Closed mbabadi closed 5 years ago
These are parts of the remove-background
documentation that I stripped out form the main readme:
Modules:
========
``remove-background``
---------------------
The command line tool called ``remove-background`` removes ambient RNA from a
count matrix generated by CellRanger ``count``. Entries in the count matrix
are the sum of real counts and some background counts from ambient RNA. The
purpose of the ``remove-background`` tool is two-fold: (1) to remove the
background RNA counts from real cells, and (2) to determine which barcodes
contain cells and which correspond to "empty" droplets with only ambient RNA.
The inference procedure also embeds gene expression in a lower-dimensional
latent space, which can be used for clustering and visualization.
Input
A raw count matrix from single cell RNA sequencing,
including cell barcodes and empty droplet barcodes alike. This should be
the output of `CellRanger <https://support.10xgenomics.com/
single-cell-gene-expression/software/pipelines/
latest/what-is-cell-ranger>`_ ``count`` in the form of an `HDF5
file <https://support.10xgenomics.com/single-cell-gene-expression/
software/pipelines/latest/advanced/h5_matrices>`_.
Outputs
1. The output of the analysis is a new count matrix,
which is the counts after background subtraction. The new count matrix
is also in HDF5 format, and can be used in place of the raw count
matrix in downstream analyses.
2. A second output is the probability that each barcode contains a real
cell. This information is contained in the HDF5 file. For users
who would rather work with CSV files, there is also an output called
*cell_barcodes.csv* that lists each barcode which has been determined
to contain a cell.
3. A third output is a low-dimensional latent representation of the gene
expression of each cell. This information is contained in the
HDF5 file.
Cell probabilities can be used to filter out empty droplets
for downstream analyses. The low-dimensional latent
representation can be used for visualization and clustering.
Methodology
Inferences made by ``remove-background`` are based on a Bayesian model and
amortized stochastic variational inference (SVI). During the training
phase, the model automatically learns the ambient RNA profile from the
data. It also uses an auto-encoder-like neural module to learn the
manifold of true (i.e. background-corrected) gene expression. The latter
helps us distinguish empty from cell-containing droplets. The model and
the inference algorithm are implemented using the probabilistic programming
language `Pyro <https://github.com/pyro-ppl/pyro/>`_.
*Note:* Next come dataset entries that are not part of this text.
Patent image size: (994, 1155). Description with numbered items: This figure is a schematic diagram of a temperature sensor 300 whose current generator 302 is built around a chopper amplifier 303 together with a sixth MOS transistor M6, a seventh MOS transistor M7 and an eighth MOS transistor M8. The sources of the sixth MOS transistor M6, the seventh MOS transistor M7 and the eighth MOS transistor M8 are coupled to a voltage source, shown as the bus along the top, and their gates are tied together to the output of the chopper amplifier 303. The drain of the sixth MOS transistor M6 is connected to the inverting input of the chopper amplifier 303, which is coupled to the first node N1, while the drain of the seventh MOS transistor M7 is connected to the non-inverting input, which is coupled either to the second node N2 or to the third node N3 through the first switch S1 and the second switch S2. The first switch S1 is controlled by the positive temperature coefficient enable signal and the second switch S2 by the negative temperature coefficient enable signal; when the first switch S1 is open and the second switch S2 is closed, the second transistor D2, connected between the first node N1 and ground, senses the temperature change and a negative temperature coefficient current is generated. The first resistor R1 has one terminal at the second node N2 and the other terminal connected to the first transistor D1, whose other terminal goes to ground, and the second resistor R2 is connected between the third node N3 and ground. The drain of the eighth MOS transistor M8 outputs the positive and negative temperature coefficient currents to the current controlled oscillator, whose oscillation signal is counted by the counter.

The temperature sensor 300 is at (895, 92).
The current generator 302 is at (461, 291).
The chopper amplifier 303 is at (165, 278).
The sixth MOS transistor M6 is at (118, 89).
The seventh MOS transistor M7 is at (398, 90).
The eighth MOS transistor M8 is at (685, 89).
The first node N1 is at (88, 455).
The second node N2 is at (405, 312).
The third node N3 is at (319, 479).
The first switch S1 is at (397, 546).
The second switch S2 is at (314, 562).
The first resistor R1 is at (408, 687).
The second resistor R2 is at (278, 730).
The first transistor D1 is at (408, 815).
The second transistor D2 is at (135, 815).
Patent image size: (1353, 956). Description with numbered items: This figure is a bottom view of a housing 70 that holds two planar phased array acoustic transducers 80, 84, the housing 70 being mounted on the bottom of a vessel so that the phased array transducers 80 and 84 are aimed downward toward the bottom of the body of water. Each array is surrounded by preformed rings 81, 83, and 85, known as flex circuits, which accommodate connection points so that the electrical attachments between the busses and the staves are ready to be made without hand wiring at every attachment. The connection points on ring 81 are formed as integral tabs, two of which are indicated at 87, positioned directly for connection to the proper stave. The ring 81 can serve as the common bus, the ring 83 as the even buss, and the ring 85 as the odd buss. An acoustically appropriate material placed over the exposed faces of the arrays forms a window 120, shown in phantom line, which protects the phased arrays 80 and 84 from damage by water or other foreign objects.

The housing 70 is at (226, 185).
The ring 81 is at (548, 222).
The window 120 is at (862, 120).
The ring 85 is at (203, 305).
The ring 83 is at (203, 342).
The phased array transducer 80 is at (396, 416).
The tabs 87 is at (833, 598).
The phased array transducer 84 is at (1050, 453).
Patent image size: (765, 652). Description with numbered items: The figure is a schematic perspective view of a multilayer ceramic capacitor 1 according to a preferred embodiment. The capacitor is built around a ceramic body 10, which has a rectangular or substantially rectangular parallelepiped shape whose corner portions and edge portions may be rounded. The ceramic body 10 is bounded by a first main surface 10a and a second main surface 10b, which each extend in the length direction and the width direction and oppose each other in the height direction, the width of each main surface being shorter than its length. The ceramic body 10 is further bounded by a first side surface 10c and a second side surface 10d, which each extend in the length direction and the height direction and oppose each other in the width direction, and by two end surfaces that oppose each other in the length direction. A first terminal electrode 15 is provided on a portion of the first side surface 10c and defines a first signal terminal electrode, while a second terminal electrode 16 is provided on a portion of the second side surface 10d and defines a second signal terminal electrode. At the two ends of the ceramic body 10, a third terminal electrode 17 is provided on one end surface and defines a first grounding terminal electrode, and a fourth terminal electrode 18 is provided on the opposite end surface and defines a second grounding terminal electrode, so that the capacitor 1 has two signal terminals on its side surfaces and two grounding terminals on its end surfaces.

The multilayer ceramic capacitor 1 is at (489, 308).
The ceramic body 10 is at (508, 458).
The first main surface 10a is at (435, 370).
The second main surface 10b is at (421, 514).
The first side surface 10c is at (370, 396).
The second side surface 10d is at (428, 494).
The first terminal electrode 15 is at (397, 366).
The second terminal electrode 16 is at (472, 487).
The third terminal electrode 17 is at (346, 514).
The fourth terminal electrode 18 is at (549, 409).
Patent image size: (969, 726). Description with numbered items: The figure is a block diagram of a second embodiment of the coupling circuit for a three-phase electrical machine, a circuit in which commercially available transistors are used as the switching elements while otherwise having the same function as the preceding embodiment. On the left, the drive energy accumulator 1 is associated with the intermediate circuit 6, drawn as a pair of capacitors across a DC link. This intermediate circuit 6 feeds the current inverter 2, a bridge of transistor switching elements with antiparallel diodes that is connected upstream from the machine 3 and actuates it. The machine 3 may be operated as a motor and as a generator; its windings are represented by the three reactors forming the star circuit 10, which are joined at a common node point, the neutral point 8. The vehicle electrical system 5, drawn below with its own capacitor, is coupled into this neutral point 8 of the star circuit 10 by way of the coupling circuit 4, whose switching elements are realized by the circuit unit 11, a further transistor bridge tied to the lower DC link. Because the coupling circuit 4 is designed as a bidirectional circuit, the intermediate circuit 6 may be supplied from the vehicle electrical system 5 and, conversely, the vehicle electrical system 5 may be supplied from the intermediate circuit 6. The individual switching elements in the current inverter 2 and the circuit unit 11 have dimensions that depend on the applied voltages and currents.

Additional details about the method, including extensive envaluations,
can be found in the following pre-print:
S.J. Fleming, M. Babadi, et al. Unsupervised removal of background RNA
counts from scRNA-seq datasets. (2019) bioRxiv.
PR #20 introduces a basic structure of CellBender documentation. I will keep this issue open to remind us to review and improve the documentation before v0.1 release.
Adding in basic Sphinx to the codebase.